To improve educational practice, let researchers peek into the black box of the classroom

Michael J. Petrilli

12.5.2018

I’m in the middle of a series of posts looking at how we might usher in a “Golden Age of Educational Practice” now that big new policy initiatives appear to be on ice. Last week I claimed that all of the possibilities that might work at scale entail various investments in innovation and R&D. Such efforts will only be successful, though, with exponentially better insight into what’s actually happening in the classroom.

That’s because, right now, key decision-makers are flying blind. Consider just a few examples of questions that have been raised in recent weeks that we simply cannot answer:

Is student achievement flat because teachers are implementing Common Core, and it’s not working? Or is it flat because are teachers mostly ignoring Common Core? Or is it neither of the above? We have no idea.
Has “balanced literacy” served as a Trojan Horse that allowed whole-language reading instruction to continue unabated in our elementary schools, instead of a scientifically-based approach with a big emphasis on phonics and phonemic awareness? Is this an issue in relatively few schools or lots of schools? We have no idea.
Are most high schools teaching a Howard Zinn–inspired version of U.S. history, with an overwhelming focus on our country’s injustices, as opposed to its triumphs, too? Or is this just happening in deep-blue bubbles? We have no idea.

And it’s not just policy wonks or education scholars that lack information; leaders at state and local levels have too little insight into classroom practice as well. Whereas the world outside of our schools has been transformed by information technology, the data we collect on classroom practices is somewhere between nonexistent and laughably rudimentary. In other words, we know almost nothing about almost everything that matters.

To be sure, education research improved dramatically starting in the early 2000s with the creation of the Institute of Education Sciences, the federal mandate for annual tests in grades three through eight, and the concurrent development of longitudinal data systems in most states. Scholars suddenly had the money and the data to examine a variety of educational interventions and their impact on student achievement, significantly increasing our understanding of what’s working to boost student outcomes.

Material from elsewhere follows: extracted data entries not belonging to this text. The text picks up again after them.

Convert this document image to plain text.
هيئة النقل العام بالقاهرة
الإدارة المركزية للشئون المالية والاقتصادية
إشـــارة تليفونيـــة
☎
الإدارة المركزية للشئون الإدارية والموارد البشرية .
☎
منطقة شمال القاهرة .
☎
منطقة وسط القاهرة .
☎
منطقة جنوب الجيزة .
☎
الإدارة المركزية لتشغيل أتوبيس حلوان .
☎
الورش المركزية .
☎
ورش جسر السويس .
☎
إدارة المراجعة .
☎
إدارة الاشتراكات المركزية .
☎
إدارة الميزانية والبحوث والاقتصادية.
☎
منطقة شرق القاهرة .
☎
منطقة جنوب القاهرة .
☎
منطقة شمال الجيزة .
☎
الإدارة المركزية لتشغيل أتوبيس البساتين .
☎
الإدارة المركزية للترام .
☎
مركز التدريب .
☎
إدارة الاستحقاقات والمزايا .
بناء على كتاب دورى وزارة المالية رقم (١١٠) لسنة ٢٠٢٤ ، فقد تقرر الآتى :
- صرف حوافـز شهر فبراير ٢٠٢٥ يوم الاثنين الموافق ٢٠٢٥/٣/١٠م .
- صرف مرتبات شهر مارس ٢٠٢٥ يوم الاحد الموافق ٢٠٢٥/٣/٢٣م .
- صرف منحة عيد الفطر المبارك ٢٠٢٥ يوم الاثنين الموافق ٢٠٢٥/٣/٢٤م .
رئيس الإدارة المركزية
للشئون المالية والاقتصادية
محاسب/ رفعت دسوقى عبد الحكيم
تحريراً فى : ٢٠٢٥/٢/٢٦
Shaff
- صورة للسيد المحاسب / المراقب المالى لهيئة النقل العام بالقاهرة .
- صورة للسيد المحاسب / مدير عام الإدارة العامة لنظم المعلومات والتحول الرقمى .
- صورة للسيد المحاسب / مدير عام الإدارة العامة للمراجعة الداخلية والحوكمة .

Yet the vast majority of such studies rely on state “administrative data”—information that is collected to enable our systems to keep humming along, but that can also be happily recycled as markers of various inputs or programs whose effectiveness might be studied. Lots of this is related to teacher characteristics—their years of experience, race, training, and credentials. Other data captures bits of the student experience—their attendance patterns, course-taking habits, family background—and that of their peers.

This is all well and good but it’s still very limited. We end up studying the shadow of educational practice rather than the real thing. What we don’t see is what’s actually going on in the classroom—the day-to-day work of teachers and their students—the curriculum, the assignments, the marks students receive, the quality of instruction itself. We simply don’t know what kids do all day: the books they read, the tasks they’re asked to perform, the textbooks teachers use—or even whether they’re used at all or sit unopened in the closet, whether programs are implemented with fidelity, haphazardly, or not at all.

Examining practice has always been a difficult and expensive proposition. The most respected approach involves putting lots of trained observers—often graduate students—in the back of classrooms. There, they typically watch closely and code various aspects of teaching and learning, or collect video and spend innumerable hours coding it by hand. This is incredibly labor-intensive and costs gobs of money, so it is relatively rare.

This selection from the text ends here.